☀︎
Notes de lecture 2017

Note de lecture : « La chaîne d’or » (Alexandre Grine)

Un bref et fascinant roman d’aventures russe de 1925, teinté d’un profond surréalisme.

x

38618

« Le vent soufflait… », ayant écrit ces mots, je renversai l’encrier d’un geste maladroit, et la couleur de la petite flaque brillante me fit ressouvenir de la noirceur de cette nuit-là, quand j’étais couché dans le poste d’équipage de « L’Espagnole ». Cette coquille de noix jaugeait à peine six tonneaux et avait servi à transporter depuis Mazabu une cargaison de poisson séché. Certains aiment l’odeur du poisson séché.
Le bâtiment tout entier était imprégné de cette horreur. Allongé seul dans le poste d’équipage, le hublot obturé par un chiffon, j’étais en train d’examiner, à la lueur d’une chandelle soustraite à la vigilance du capitaine Gros, la reliure d’un livre dont les pages avaient été arrachées par quelque lecteur pratique et dont je n’avais retrouvé que la couverture.
Sur la face intérieure était écrit à l’encre rouge :
« On peut douter qu’une personne sensée se décide à lire pareil livre, où tout n’est qu’invention ».

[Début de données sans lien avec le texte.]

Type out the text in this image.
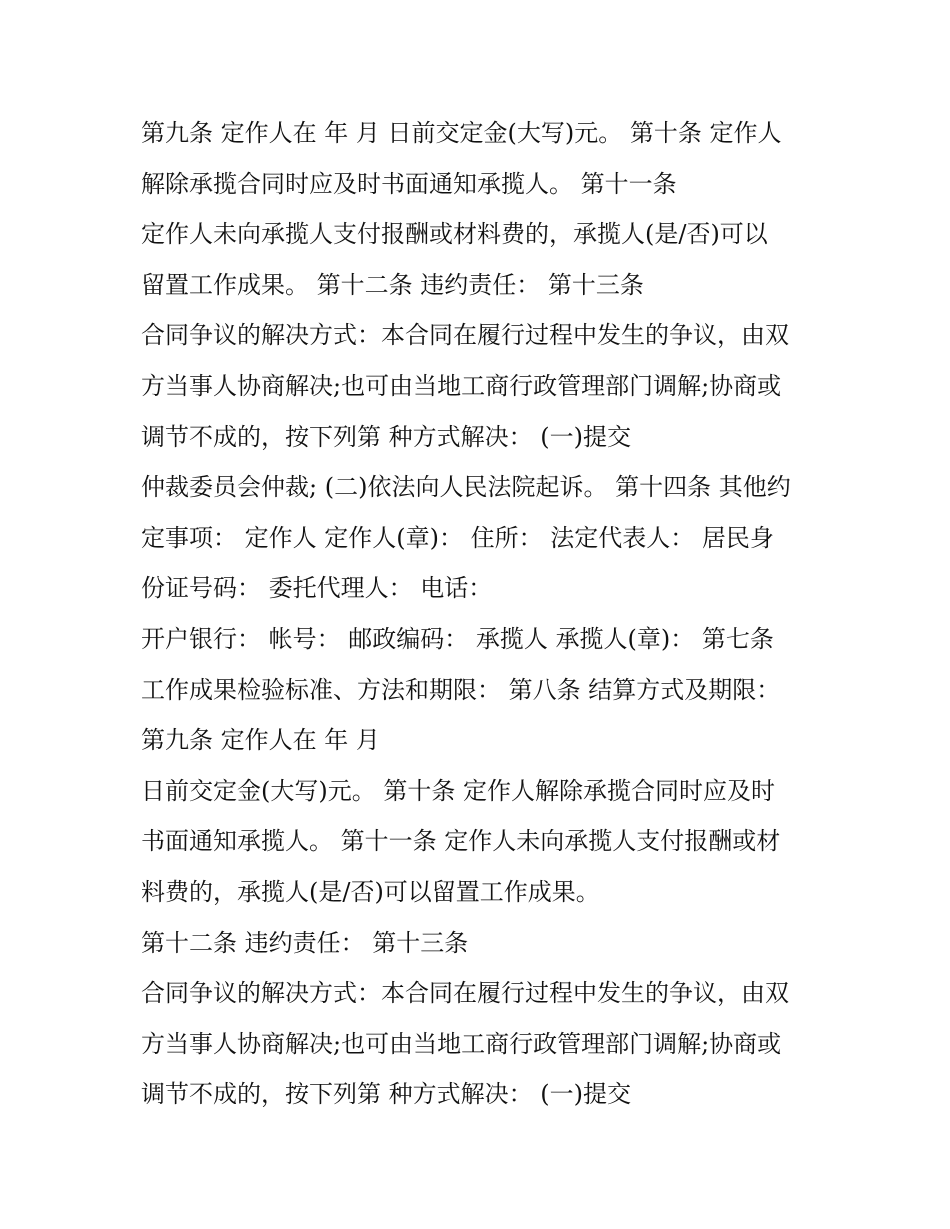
第九条 定作人在 年 月 日前交定金(大写)元。 第十条 定作人
解除承揽合同时应及时书面通知承揽人。 第十一条
定作人未向承揽人支付报酬或材料费的，承揽人(是/否)可以
留置工作成果。 第十二条 违约责任： 第十三条
合同争议的解决方式：本合同在履行过程中发生的争议，由双
方当事人协商解决;也可由当地工商行政管理部门调解;协商或
调节不成的，按下列第 种方式解决： (一)提交
仲裁委员会仲裁; (二)依法向人民法院起诉。 第十四条 其他约
定事项： 定作人 定作人(章)： 住所： 法定代表人： 居民身
份证号码： 委托代理人： 电话：
开户银行： 帐号： 邮政编码： 承揽人 承揽人(章)： 第七条
工作成果检验标准、方法和期限： 第八条 结算方式及期限：
第九条 定作人在 年 月
日前交定金(大写)元。 第十条 定作人解除承揽合同时应及时
书面通知承揽人。 第十一条 定作人未向承揽人支付报酬或材
料费的，承揽人(是/否)可以留置工作成果。
第十二条 违约责任： 第十三条
合同争议的解决方式：本合同在履行过程中发生的争议，由双
方当事人协商解决;也可由当地工商行政管理部门调解;协商或
调节不成的，按下列第 种方式解决： (一)提交
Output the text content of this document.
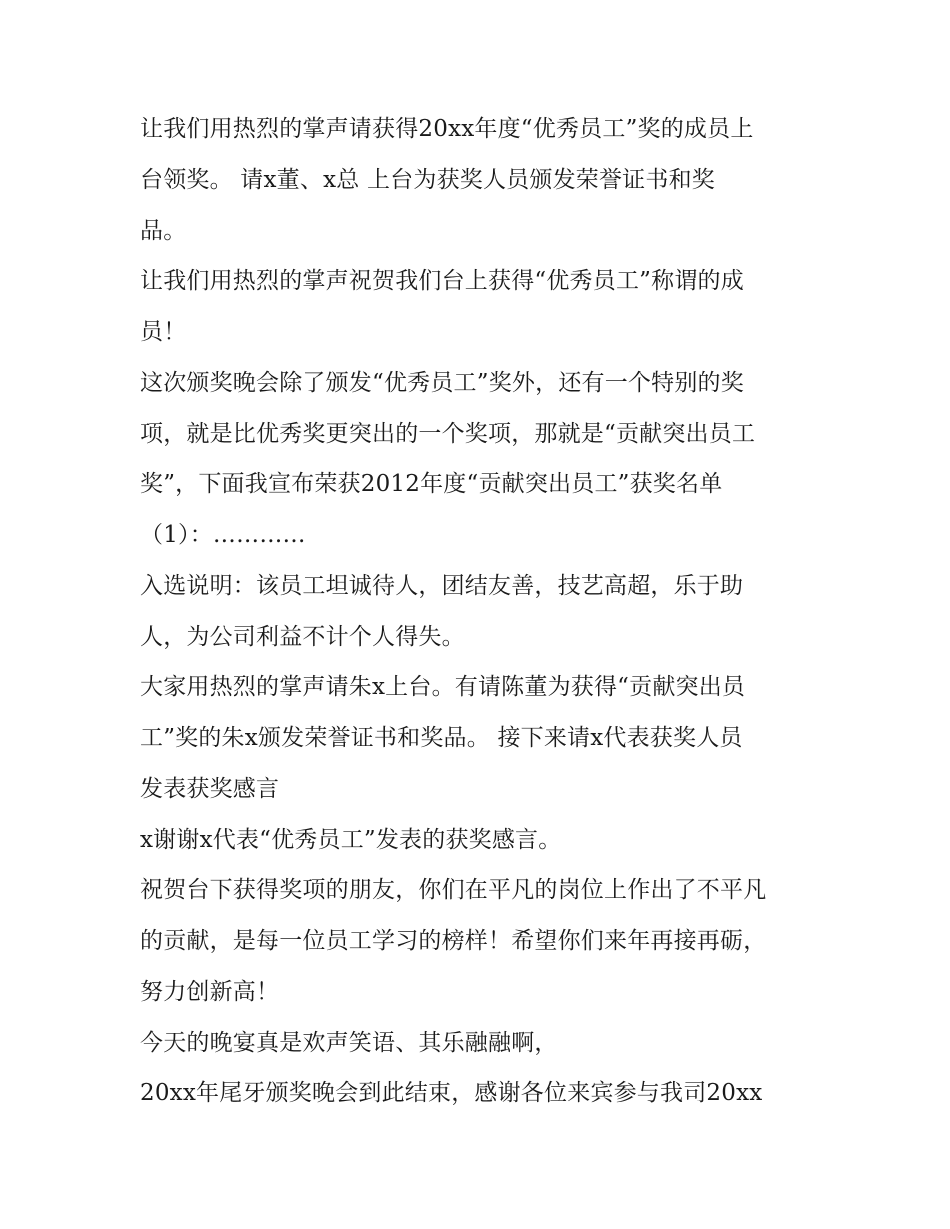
让我们用热烈的掌声请获得20xx年度“优秀员工”奖的成员上

台领奖。 请x董、x总 上台为获奖人员颁发荣誉证书和奖

品。

让我们用热烈的掌声祝贺我们台上获得“优秀员工”称谓的成

员！

这次颁奖晚会除了颁发“优秀员工”奖外，还有一个特别的奖

项，就是比优秀奖更突出的一个奖项，那就是“贡献突出员工

奖”，下面我宣布荣获2012年度“贡献突出员工”获奖名单

（1）：…………

入选说明：该员工坦诚待人，团结友善，技艺高超，乐于助

人，为公司利益不计个人得失。

大家用热烈的掌声请朱x上台。有请陈董为获得“贡献突出员

工”奖的朱x颁发荣誉证书和奖品。 接下来请x代表获奖人员

发表获奖感言

x谢谢x代表“优秀员工”发表的获奖感言。

祝贺台下获得奖项的朋友，你们在平凡的岗位上作出了不平凡

的贡献，是每一位员工学习的榜样！希望你们来年再接再砺，

努力创新高！

今天的晚宴真是欢声笑语、其乐融融啊，

20xx年尾牙颁奖晚会到此结束，感谢各位来宾参与我司20xx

Alexandre Grine (1880-1932) présentait par bien des aspects la même identité sauvage et multiforme que celle de bien des héros de ses romans. Fils de petite noblesse russo-polono-lituanienne, ayant très tôt rêvé de devenir marin, avant d’exercer très tôt et successivement les métiers de pêcheur, de bûcheron, d’orpailleur et de soldat, puis de rallier le mouvement socialiste-révolutionnaire dont il fut un infatigable activiste jusqu’en 1917, tout en devenant parallèlement un écrivain de plus en plus reconnu, particulièrement à partir de 1923.

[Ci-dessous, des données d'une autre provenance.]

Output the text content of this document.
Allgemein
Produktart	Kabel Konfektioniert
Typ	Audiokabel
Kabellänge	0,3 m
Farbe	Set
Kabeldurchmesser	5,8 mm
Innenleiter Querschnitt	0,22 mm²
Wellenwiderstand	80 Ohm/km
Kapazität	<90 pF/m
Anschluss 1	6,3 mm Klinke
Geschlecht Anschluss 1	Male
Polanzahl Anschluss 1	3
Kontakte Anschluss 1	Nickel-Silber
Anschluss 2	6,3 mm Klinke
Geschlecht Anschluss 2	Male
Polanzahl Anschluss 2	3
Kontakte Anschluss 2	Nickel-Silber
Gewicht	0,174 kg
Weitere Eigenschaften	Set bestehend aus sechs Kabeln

C’est Anne-Sylvie Homassel, venue jouer les libraires d’un soir à la librairie Charybde en septembre 2012, au nom de l’excellente revue Le Visage Vert dont elle est l’une des rédactrices, qui m’a fait découvrir cette « Chaîne d’or », publiée en 1925 et traduite en 1994 par Paul Lequesne chez L’Âge d’Homme.

x

Aleksandr_Grin_—_Zolotaya_tsep._Rasskazy

Le fait d’avoir ainsi brûlé mes vaisseaux se répercuta aussitôt dans mon cœur et dans mon esprit : je sentis mon cœur chavirer et je compris que je venais d’agir inconsidérément. Tenter de faire s’ouvrir à nouveau le mur de la bibliothèque n’était d’aucun fondement : je n’avais plus devant les yeux qu’un cul-de-sac maçonné de pierres carrées qui ignorait ce que voulait dire « Sésame » et ne présentait aucun point de sa surface qui éveillât l’envie d’appuyer dessus. Je m’étais moi-même pris au piège. Mais à ce désagrément venait se mêler un sublime sentiment de demi-terreur (nous donnerons à la deuxième moitié le nom de jubilation) : celui de me trouver seul en un lieu interdit et secret. Si je redoutais une chose, c’était uniquement la peine immense qu’il me coûterait de me tirer du mystère pour retourner à l’évidence ; au cas que je fus découvert ici par les maîtres de cette maison, je comptais adoucir mon sort en leur rapportant la conversation que j’avais surprise et le désir naturel que j’avais conçu de me cacher. Après avoir ouï pareil entretien, même une personne peu dégourdie devait incliner au soupçon.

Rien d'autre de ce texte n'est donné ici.